不再是溫柔託舉,而是狂暴撕扯!無數道灰白光絲自書頁中激射而出,如巨網般裹住史霄神魂,狠狠一拽——
“啊——!”
劇痛!並非肉體之痛,而是存在被強行“抽離”、“摺疊”、“重鑄”的撕裂感!他看見自己的神魂被拉長、壓扁、捲曲,最終化作一道纖細到極致的銀線,穿過百世書封面那無形的“界碑”,墜入一片濃得化不開的墨色混沌之中。
下墜。
永無止境地下墜。
不知過了多久,或許是一瞬,或許是萬年。
“哇——!”
一聲嘹亮啼哭,刺破寂靜。
陳勝猛地睜開眼。
視野模糊,光線刺目,身體輕飄飄的,軟得沒有一絲力氣。他本能地蜷縮着,感受到身下是粗糙溫暖的麻布,鼻尖縈繞着淡淡的草藥與奶腥混合的氣息。
他……成了嬰兒。
窗外,雞鳴三遍,晨光熹微。
屋內,油燈將熄,燈芯噼啪輕響。
一個疲憊卻溫柔的婦人,正抱着他輕輕搖晃,哼着不成調的歌謠。她眼角有細紋,手指粗糲,懷抱卻穩如磐石。

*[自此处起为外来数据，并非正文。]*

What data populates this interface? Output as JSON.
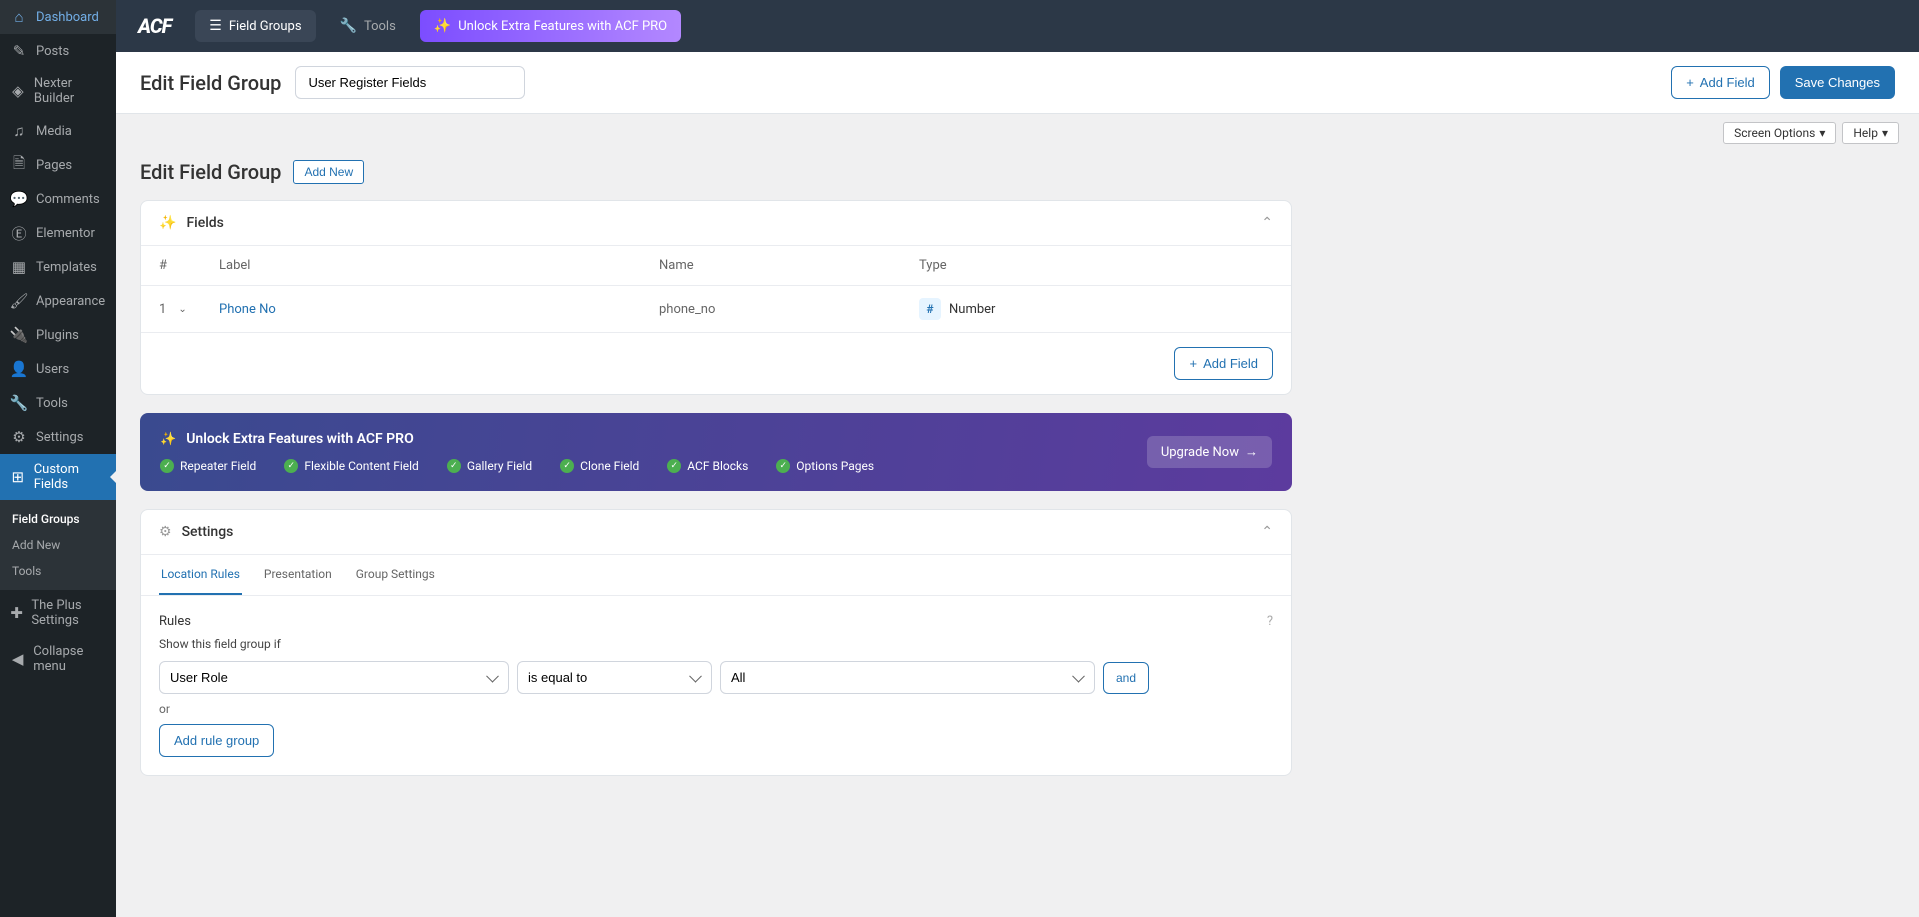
{
  "sidebar": {
    "items": [
      {
        "label": "Dashboard",
        "icon": "dashboard"
      },
      {
        "label": "Posts",
        "icon": "pin"
      },
      {
        "label": "Nexter Builder",
        "icon": "layers"
      },
      {
        "label": "Media",
        "icon": "media"
      },
      {
        "label": "Pages",
        "icon": "page"
      },
      {
        "label": "Comments",
        "icon": "comment"
      },
      {
        "label": "Elementor",
        "icon": "elementor"
      },
      {
        "label": "Templates",
        "icon": "template"
      },
      {
        "label": "Appearance",
        "icon": "brush"
      },
      {
        "label": "Plugins",
        "icon": "plug"
      },
      {
        "label": "Users",
        "icon": "user"
      },
      {
        "label": "Tools",
        "icon": "wrench"
      },
      {
        "label": "Settings",
        "icon": "sliders"
      },
      {
        "label": "Custom Fields",
        "icon": "grid",
        "current": true
      },
      {
        "label": "The Plus Settings",
        "icon": "plus"
      },
      {
        "label": "Collapse menu",
        "icon": "collapse"
      }
    ],
    "submenu": [
      {
        "label": "Field Groups",
        "current": true
      },
      {
        "label": "Add New"
      },
      {
        "label": "Tools"
      }
    ]
  },
  "topbar": {
    "logo": "ACF",
    "field_groups": "Field Groups",
    "tools": "Tools",
    "unlock": "Unlock Extra Features with ACF PRO"
  },
  "header": {
    "title": "Edit Field Group",
    "input_value": "User Register Fields",
    "add_field": "Add Field",
    "save": "Save Changes"
  },
  "meta": {
    "screen_options": "Screen Options",
    "help": "Help"
  },
  "page": {
    "heading": "Edit Field Group",
    "add_new": "Add New"
  },
  "fields_panel": {
    "title": "Fields",
    "cols": {
      "num": "#",
      "label": "Label",
      "name": "Name",
      "type": "Type"
    },
    "rows": [
      {
        "num": "1",
        "label": "Phone No",
        "name": "phone_no",
        "type": "Number",
        "type_icon": "#"
      }
    ],
    "add_field": "Add Field"
  },
  "promo": {
    "title": "Unlock Extra Features with ACF PRO",
    "features": [
      "Repeater Field",
      "Flexible Content Field",
      "Gallery Field",
      "Clone Field",
      "ACF Blocks",
      "Options Pages"
    ],
    "cta": "Upgrade Now"
  },
  "settings_panel": {
    "title": "Settings",
    "tabs": [
      "Location Rules",
      "Presentation",
      "Group Settings"
    ],
    "rules_label": "Rules",
    "show_if": "Show this field group if",
    "rule": {
      "param": "User Role",
      "operator": "is equal to",
      "value": "All"
    },
    "and": "and",
    "or": "or",
    "add_group": "Add rule group"
  }
}
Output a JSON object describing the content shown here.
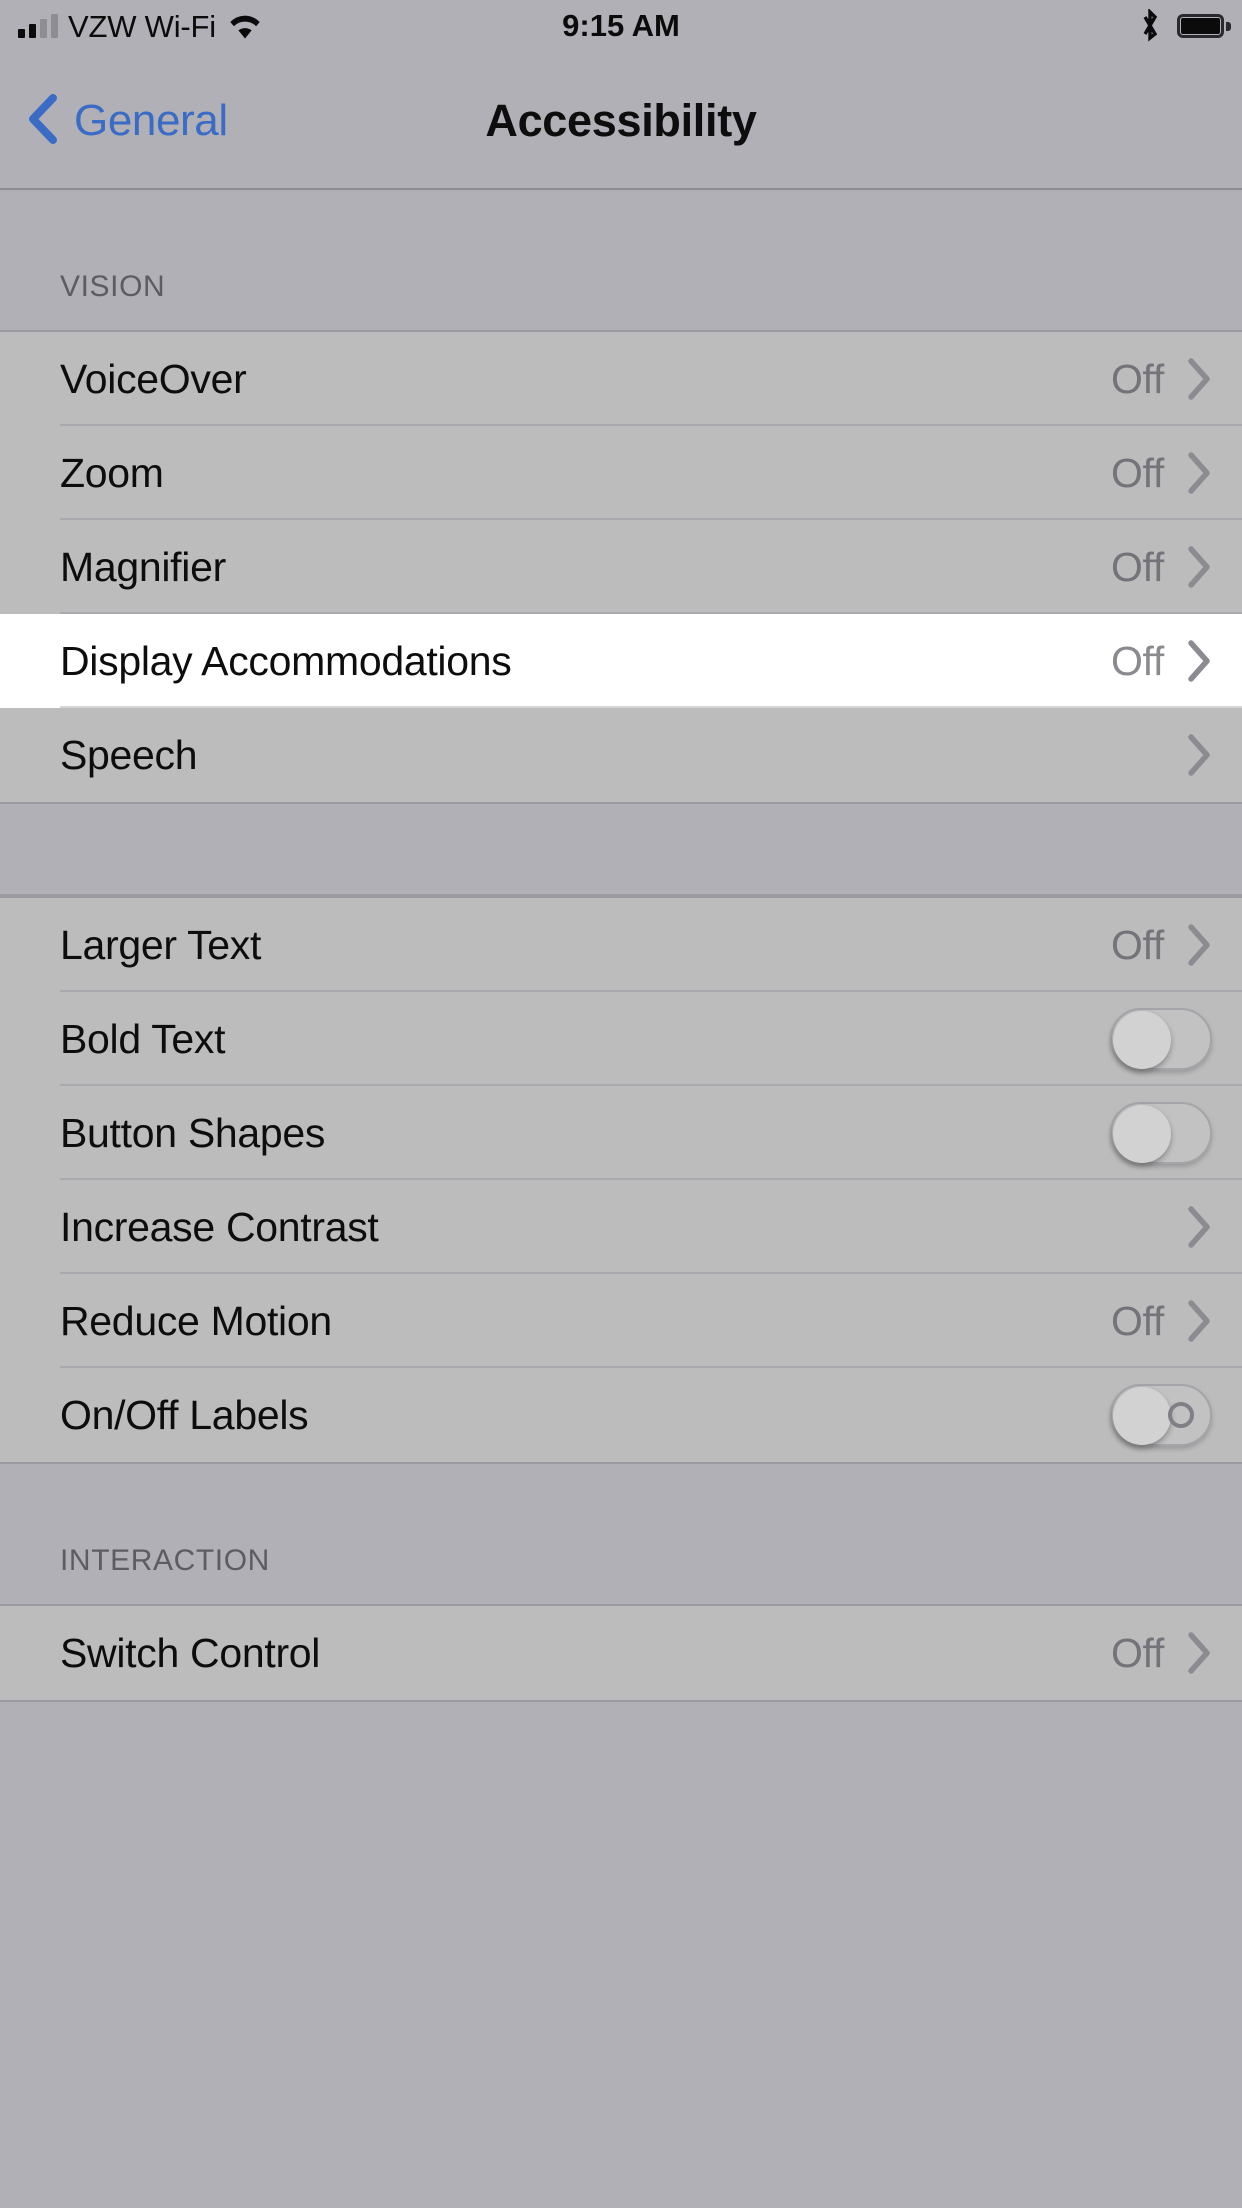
{
  "status_bar": {
    "signal_icon": "cell-signal-bars",
    "signal_bars_filled": 2,
    "signal_bars_total": 4,
    "carrier": "VZW Wi-Fi",
    "wifi_icon": "wifi-icon",
    "time": "9:15 AM",
    "bluetooth_icon": "bluetooth-icon",
    "battery_icon": "battery-full-icon"
  },
  "nav": {
    "back_icon": "chevron-left-icon",
    "back_label": "General",
    "title": "Accessibility",
    "back_color": "#3a6cc6"
  },
  "sections": [
    {
      "header": "VISION",
      "rows": [
        {
          "label": "VoiceOver",
          "value": "Off",
          "accessory": "chevron",
          "highlighted": false
        },
        {
          "label": "Zoom",
          "value": "Off",
          "accessory": "chevron",
          "highlighted": false
        },
        {
          "label": "Magnifier",
          "value": "Off",
          "accessory": "chevron",
          "highlighted": false
        },
        {
          "label": "Display Accommodations",
          "value": "Off",
          "accessory": "chevron",
          "highlighted": true
        },
        {
          "label": "Speech",
          "value": "",
          "accessory": "chevron",
          "highlighted": false
        }
      ]
    },
    {
      "header": "",
      "rows": [
        {
          "label": "Larger Text",
          "value": "Off",
          "accessory": "chevron",
          "highlighted": false
        },
        {
          "label": "Bold Text",
          "value": "",
          "accessory": "toggle",
          "toggle_on": false,
          "toggle_labels": false,
          "highlighted": false
        },
        {
          "label": "Button Shapes",
          "value": "",
          "accessory": "toggle",
          "toggle_on": false,
          "toggle_labels": false,
          "highlighted": false
        },
        {
          "label": "Increase Contrast",
          "value": "",
          "accessory": "chevron",
          "highlighted": false
        },
        {
          "label": "Reduce Motion",
          "value": "Off",
          "accessory": "chevron",
          "highlighted": false
        },
        {
          "label": "On/Off Labels",
          "value": "",
          "accessory": "toggle",
          "toggle_on": false,
          "toggle_labels": true,
          "highlighted": false
        }
      ]
    },
    {
      "header": "INTERACTION",
      "rows": [
        {
          "label": "Switch Control",
          "value": "Off",
          "accessory": "chevron",
          "highlighted": false
        }
      ]
    }
  ],
  "colors": {
    "page_background": "#b0b0b6",
    "cell_background": "#bcbcbd",
    "cell_highlight": "#ffffff",
    "separator": "#a9a9ae",
    "primary_text": "#0d0d0d",
    "secondary_text": "#73737a",
    "tint": "#3a6cc6"
  }
}
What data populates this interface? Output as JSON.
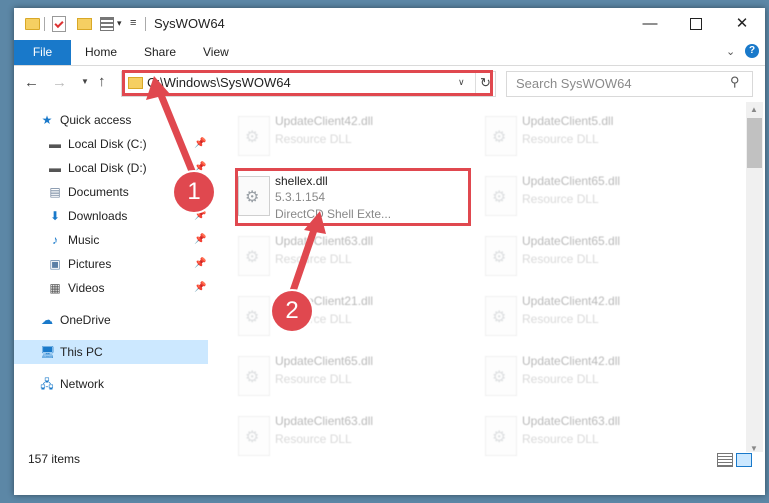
{
  "window": {
    "title": "SysWOW64"
  },
  "ribbon": {
    "file": "File",
    "home": "Home",
    "share": "Share",
    "view": "View"
  },
  "address": {
    "path": "C:\\Windows\\SysWOW64"
  },
  "search": {
    "placeholder": "Search SysWOW64"
  },
  "sidebar": {
    "items": [
      {
        "label": "Quick access"
      },
      {
        "label": "Local Disk (C:)"
      },
      {
        "label": "Local Disk (D:)"
      },
      {
        "label": "Documents"
      },
      {
        "label": "Downloads"
      },
      {
        "label": "Music"
      },
      {
        "label": "Pictures"
      },
      {
        "label": "Videos"
      },
      {
        "label": "OneDrive"
      },
      {
        "label": "This PC"
      },
      {
        "label": "Network"
      }
    ]
  },
  "files": {
    "shellex": {
      "name": "shellex.dll",
      "version": "5.3.1.154",
      "desc": "DirectCD Shell Exte..."
    },
    "tiles": [
      {
        "name": "UpdateClient42.dll",
        "type": "Resource DLL"
      },
      {
        "name": "UpdateClient5.dll",
        "type": "Resource DLL"
      },
      {
        "name": "UpdateClient65.dll",
        "type": "Resource DLL"
      },
      {
        "name": "UpdateClient63.dll",
        "type": "Resource DLL"
      },
      {
        "name": "UpdateClient65.dll",
        "type": "Resource DLL"
      },
      {
        "name": "UpdateClient21.dll",
        "type": "Resource DLL"
      },
      {
        "name": "UpdateClient42.dll",
        "type": "Resource DLL"
      },
      {
        "name": "UpdateClient65.dll",
        "type": "Resource DLL"
      },
      {
        "name": "UpdateClient42.dll",
        "type": "Resource DLL"
      },
      {
        "name": "UpdateClient63.dll",
        "type": "Resource DLL"
      },
      {
        "name": "UpdateClient63.dll",
        "type": "Resource DLL"
      }
    ]
  },
  "status": {
    "items": "157 items"
  },
  "callouts": {
    "one": "1",
    "two": "2"
  },
  "colors": {
    "accent": "#1979ca",
    "highlight": "#e0484f",
    "selected": "#cce8ff"
  }
}
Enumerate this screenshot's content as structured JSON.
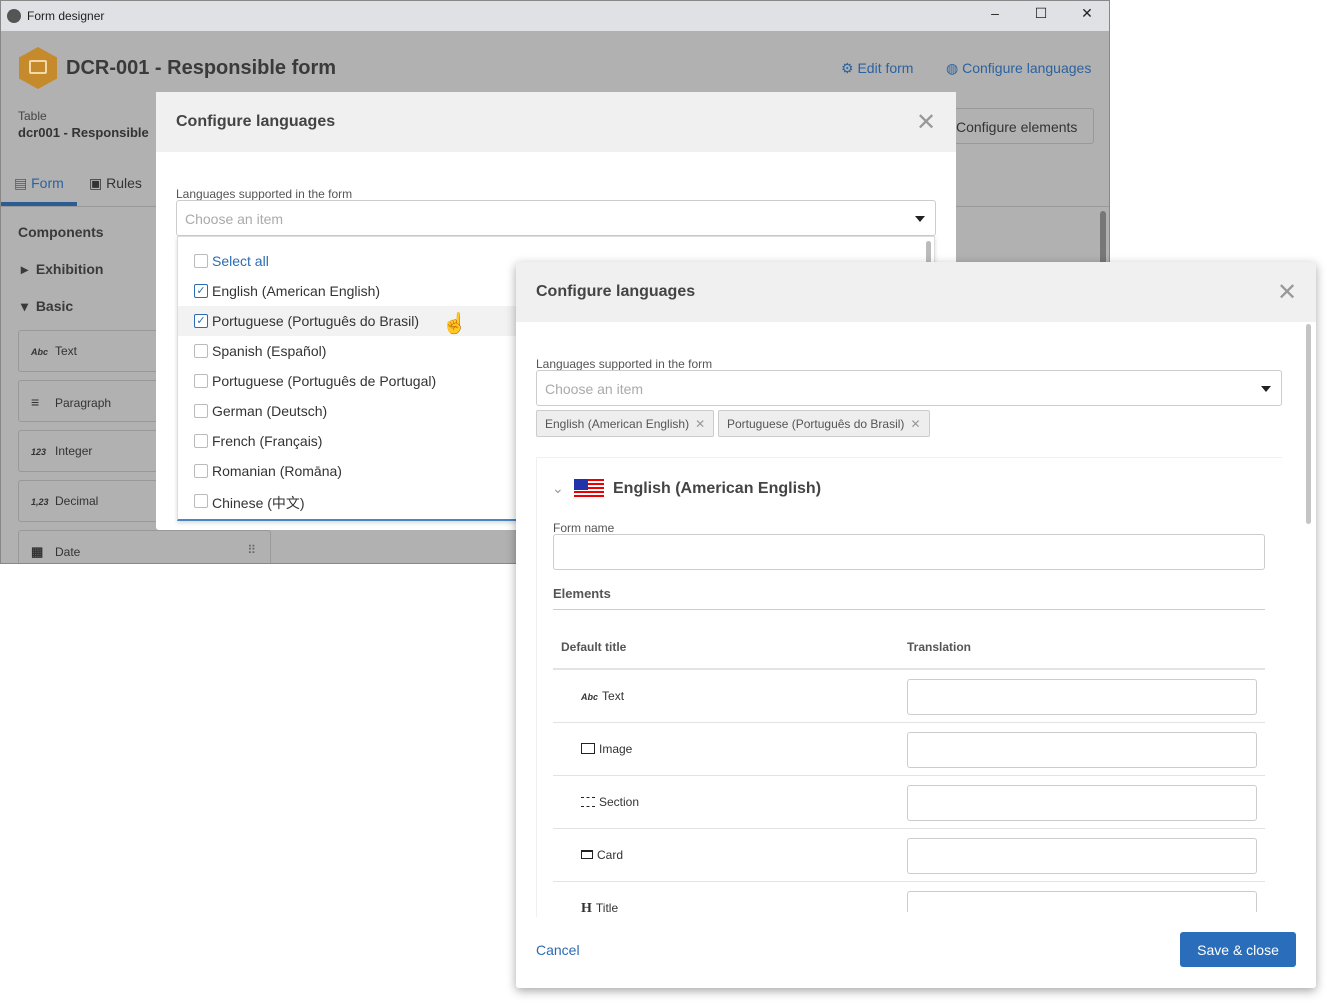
{
  "window": {
    "title": "Form designer",
    "minimize": "–",
    "maximize": "☐",
    "close": "✕"
  },
  "header": {
    "title": "DCR-001 - Responsible form",
    "edit_form": "Edit form",
    "configure_languages": "Configure languages",
    "configure_elements": "Configure elements"
  },
  "table": {
    "label": "Table",
    "value": "dcr001 - Responsible"
  },
  "tabs": [
    {
      "label": "Form",
      "active": true
    },
    {
      "label": "Rules",
      "active": false
    }
  ],
  "sidebar": {
    "heading": "Components",
    "groups": [
      {
        "label": "Exhibition",
        "expanded": false
      },
      {
        "label": "Basic",
        "expanded": true
      }
    ],
    "components": [
      {
        "icon": "Abc",
        "label": "Text"
      },
      {
        "icon": "≡",
        "label": "Paragraph"
      },
      {
        "icon": "123",
        "label": "Integer"
      },
      {
        "icon": "1,23",
        "label": "Decimal"
      },
      {
        "icon": "calendar-icon",
        "label": "Date"
      }
    ]
  },
  "modal1": {
    "title": "Configure languages",
    "field_label": "Languages supported in the form",
    "placeholder": "Choose an item",
    "select_all": "Select all",
    "options": [
      {
        "label": "English (American English)",
        "checked": true
      },
      {
        "label": "Portuguese (Português do Brasil)",
        "checked": true
      },
      {
        "label": "Spanish (Español)",
        "checked": false
      },
      {
        "label": "Portuguese (Português de Portugal)",
        "checked": false
      },
      {
        "label": "German (Deutsch)",
        "checked": false
      },
      {
        "label": "French (Français)",
        "checked": false
      },
      {
        "label": "Romanian (Romāna)",
        "checked": false
      },
      {
        "label": "Chinese (中文)",
        "checked": false
      }
    ]
  },
  "modal2": {
    "title": "Configure languages",
    "field_label": "Languages supported in the form",
    "placeholder": "Choose an item",
    "tags": [
      "English (American English)",
      "Portuguese (Português do Brasil)"
    ],
    "section": {
      "title": "English (American English)",
      "form_name_label": "Form name",
      "form_name_value": "",
      "elements_heading": "Elements",
      "col_default": "Default title",
      "col_translation": "Translation",
      "rows": [
        {
          "icon": "Abc",
          "label": "Text"
        },
        {
          "icon": "image-icon",
          "label": "Image"
        },
        {
          "icon": "section-icon",
          "label": "Section"
        },
        {
          "icon": "card-icon",
          "label": "Card"
        },
        {
          "icon": "H",
          "label": "Title"
        }
      ]
    },
    "cancel": "Cancel",
    "save": "Save & close"
  },
  "colors": {
    "accent": "#2b6cb0",
    "primary_button": "#2a6ebb",
    "overlay": "#b1b1b1"
  }
}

陳勝的目光艱難地聚焦在她手腕內側——那裏,一枚青灰色的、形如扭曲鎖鏈的胎記,正微微發燙。
鎖鏈胎記。
陳勝神魂劇震!
第七世,他在南極仙府禁地《古仙紀事錄》殘卷中見過此圖——“縛界鎖”,上古時代,鎮壓維度亂流、錨定大千世界的九大原始陣紋之一!此紋早已失傳,連仙山靈都未曾復原其全貌,只知其一端連通母河源頭,一端深入混沌海眼……
而此刻,它竟烙印在一個凡俗婦人腕上?
“阿孃……”他喉頭滾動,想喚出這個久違的稱謂,出口卻只有咿呀嗚咽。
婦人低頭,見他睜着黑葡萄似的眼睛直勾勾望着自己手腕,不禁莞爾,用指腹輕輕摩挲那胎記:“傻孩子,看什麼?這是娘生來就有的印記,說不得是哪位仙人賜福呢……”
仙人賜福?
陳勝心湖掀起滔天巨浪。
不。絕非賜福。
這是烙印!是座標!是……鑰匙!
他艱難地轉動脖頸,目光越過婦人肩頭,望向窗欞。
晨光斜射,窗欞木紋清晰可見。可在那光影交界處,陳勝卻“看”到了異常——木紋的走向,在某一毫秒內,竟微微錯位,彷彿兩幅不同的畫,在同一張紙上被強行拼接;更有數道極淡、極細的灰線,如蛛網般纏繞在窗欞四角,若隱若現,每一次呼吸,那些灰線便隨婦人胸膛起伏而微微明滅……
維度褶皺。
真實,正在他眼前,無聲地……呼吸。
他緩緩合上眼,不再看。
心神沉入最幽暗的識海深處。
那裏,一粒灰濛濛的微塵,靜靜懸浮。
太陰道種。
他不再試圖催動它,不再渴望催生泡影。
只是……凝視。
以三衰道君的全部神魂重量,以勘破智慧之衰後的絕對清醒,以對“真實”二字近乎殘酷的虔誠,去凝視那粒微塵。
一秒。
十秒。
百息。
倏然——
微塵表面,毫無徵兆地,浮現出第一道極其細微、卻無比清晰的裂痕。
不是崩壞。
是……萌芽。
裂痕之內,透出一點無法形容顏色的微光。
那光,既非誕生,亦非消亡,而是……選擇。
陳勝脣角,終於緩緩彎起一道極淡、卻無比鋒利的弧度。
第九世,開始了。
他尚在襁褓,卻已在維度褶皺上,踏出了第一步。
而盤武界,南極仙府清玄殿內。
秦濟海道君盤坐蒲團,面前懸浮一面古鏡。鏡中,映照的並非殿內景緻,而是靈界西南,那片依舊翻湧不息的血海。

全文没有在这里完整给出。